Zeek shows this in the bof_buffer instead of what I’d expect to see:
Do you know what I could do to debug Zeek to see why it’s not seeing the same hex as everything else or do you know what Zeek is printing here to the bof_buffer?

I think you may just be confused that printing the bof_buffer, Zeek will show bytes within the ASCII character unescaped.

For example, The \x43 is C and v is \x76 in the signature.

You could send the bof_buffer though bytestring_to_hexstr. That shows the individual hex bytes, though it’s not easier to read :slight_smile:

zeek -e 'print bytestring_to_hexstr("\xa1/\xffC\xd9\xefvL\x9e\xe2\x10\xeaW\"v_\xcd6q")'
a12fff43d9ef764c9ee210ea5722765fcd3671

Does that answer your question?

Edit, separately, if you print the signature bytes, it should look familiar, too:

$ zeek -e 'print "xa1\x2f\xff\x43\xd9\xef\x76\x4c\x9e\xe2\x10\xea\x57\x22\x76\x5f"'
xa1/\xffC\xd9\xefvL\x9e\xe2\x10\xeaW"v_

That does explain some things, I wasn’t sure exactly what I was looking at when I printed the bof_buffer. Does Zeek perform its signature detection on the bytestring and not the hexstring?

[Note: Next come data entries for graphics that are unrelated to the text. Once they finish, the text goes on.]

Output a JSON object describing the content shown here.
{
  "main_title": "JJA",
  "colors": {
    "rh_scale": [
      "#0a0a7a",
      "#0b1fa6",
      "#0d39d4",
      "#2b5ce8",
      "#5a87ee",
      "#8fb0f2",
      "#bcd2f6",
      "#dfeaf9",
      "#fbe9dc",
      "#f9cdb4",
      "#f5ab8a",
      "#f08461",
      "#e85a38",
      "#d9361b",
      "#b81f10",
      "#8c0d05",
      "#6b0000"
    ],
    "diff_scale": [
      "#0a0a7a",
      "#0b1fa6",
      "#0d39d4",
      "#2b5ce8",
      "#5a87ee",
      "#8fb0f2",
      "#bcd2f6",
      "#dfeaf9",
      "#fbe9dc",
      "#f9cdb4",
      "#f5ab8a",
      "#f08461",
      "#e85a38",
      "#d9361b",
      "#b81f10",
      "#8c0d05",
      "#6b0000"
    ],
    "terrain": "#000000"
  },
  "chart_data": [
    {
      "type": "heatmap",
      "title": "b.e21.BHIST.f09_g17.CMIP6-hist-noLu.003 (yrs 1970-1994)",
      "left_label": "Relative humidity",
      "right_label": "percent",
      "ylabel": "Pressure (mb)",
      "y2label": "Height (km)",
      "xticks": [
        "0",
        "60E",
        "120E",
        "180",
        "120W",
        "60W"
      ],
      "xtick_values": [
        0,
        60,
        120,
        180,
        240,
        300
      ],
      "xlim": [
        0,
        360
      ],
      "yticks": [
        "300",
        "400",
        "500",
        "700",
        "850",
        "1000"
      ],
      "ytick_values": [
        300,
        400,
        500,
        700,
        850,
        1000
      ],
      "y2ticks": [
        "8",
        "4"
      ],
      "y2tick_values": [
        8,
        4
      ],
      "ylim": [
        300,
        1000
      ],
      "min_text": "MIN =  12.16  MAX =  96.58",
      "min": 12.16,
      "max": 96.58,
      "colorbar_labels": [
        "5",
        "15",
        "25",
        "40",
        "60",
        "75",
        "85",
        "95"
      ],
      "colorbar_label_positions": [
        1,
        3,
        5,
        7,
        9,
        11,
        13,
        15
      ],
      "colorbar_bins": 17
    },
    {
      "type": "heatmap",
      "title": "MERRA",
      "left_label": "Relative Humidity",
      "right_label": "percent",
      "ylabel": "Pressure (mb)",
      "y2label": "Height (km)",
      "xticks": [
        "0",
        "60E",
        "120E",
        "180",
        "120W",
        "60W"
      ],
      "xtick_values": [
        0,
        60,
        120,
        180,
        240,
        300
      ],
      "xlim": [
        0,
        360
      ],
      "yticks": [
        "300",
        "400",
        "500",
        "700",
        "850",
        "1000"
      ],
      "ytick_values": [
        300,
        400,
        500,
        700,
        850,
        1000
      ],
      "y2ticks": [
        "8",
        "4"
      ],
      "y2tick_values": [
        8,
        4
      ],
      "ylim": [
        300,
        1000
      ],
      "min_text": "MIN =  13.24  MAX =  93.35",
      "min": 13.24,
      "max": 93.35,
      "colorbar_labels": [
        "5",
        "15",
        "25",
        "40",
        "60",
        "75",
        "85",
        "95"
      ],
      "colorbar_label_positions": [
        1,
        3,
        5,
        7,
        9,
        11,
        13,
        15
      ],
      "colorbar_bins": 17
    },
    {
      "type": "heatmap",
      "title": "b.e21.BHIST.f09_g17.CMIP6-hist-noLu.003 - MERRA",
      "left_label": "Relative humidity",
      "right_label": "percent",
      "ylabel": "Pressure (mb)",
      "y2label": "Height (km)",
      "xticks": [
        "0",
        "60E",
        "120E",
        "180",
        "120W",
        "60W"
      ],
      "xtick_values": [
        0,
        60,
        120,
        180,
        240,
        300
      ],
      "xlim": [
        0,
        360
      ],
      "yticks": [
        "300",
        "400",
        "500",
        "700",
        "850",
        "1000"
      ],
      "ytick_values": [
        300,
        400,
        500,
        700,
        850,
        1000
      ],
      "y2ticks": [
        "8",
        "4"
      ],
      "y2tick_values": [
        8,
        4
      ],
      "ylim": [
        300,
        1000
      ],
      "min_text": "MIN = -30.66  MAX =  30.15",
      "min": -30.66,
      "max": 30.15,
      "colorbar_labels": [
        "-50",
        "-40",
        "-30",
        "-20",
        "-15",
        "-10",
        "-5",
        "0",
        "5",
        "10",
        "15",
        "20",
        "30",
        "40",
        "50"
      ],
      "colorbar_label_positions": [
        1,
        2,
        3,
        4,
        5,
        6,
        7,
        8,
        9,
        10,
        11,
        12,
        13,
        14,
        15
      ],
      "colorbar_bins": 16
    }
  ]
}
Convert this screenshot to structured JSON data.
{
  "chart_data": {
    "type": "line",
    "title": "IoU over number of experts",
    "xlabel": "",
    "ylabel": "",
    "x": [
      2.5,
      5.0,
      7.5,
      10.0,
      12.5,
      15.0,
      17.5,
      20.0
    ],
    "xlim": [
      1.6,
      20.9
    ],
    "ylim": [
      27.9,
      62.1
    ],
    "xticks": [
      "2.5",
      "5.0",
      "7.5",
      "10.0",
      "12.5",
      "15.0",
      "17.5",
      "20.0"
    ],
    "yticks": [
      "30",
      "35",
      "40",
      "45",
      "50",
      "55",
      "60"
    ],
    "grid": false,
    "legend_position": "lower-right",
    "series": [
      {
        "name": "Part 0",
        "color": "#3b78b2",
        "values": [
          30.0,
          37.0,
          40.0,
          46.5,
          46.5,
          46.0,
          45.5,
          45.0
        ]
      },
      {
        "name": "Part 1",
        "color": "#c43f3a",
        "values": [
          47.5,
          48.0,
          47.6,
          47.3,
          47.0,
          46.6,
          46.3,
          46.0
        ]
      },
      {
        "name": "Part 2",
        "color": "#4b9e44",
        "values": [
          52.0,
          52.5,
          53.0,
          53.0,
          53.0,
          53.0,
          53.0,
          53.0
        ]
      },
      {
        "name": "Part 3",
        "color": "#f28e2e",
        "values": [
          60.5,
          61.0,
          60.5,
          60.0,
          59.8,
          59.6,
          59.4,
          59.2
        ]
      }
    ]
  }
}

If I use this signature, Zeek does not mime-type the file

signature ms-onenote-3 {
        file-mime "application/x-ms-onenote", 100
        file-magic /xa1\x2f\xff\x43\xd9\xef\x76\x4c/
}

However if I do this, regex using escaped ASCII, it mime-types the file correctly

signature ms-onenote-3 {
	file-mime "application/x-ms-onenote", 100
	file-magic /\xa1\/\xffC\xd9\xefvL/
}

Nevermind, I see my mistake, I forgot to include the leading \ in the hexstring. This all makes sense now. Thanks for your help!

If these ms-onenote signatures work well for you, you may consider creating a zkg package so others can re-use them :slight_smile:

I never expected to see a .one file traverse the network when I had a request from my org to file type, then of course I missed this one due to my bug. From my understanding, you’d only see a .one file if someone exports their onenote notebook into an offline file, then uploads it across a network connection. Normal onenote files are simply XML files (I think, I could be very wrong). Once I get a full understanding of it I’ll see if I can make a zkg package.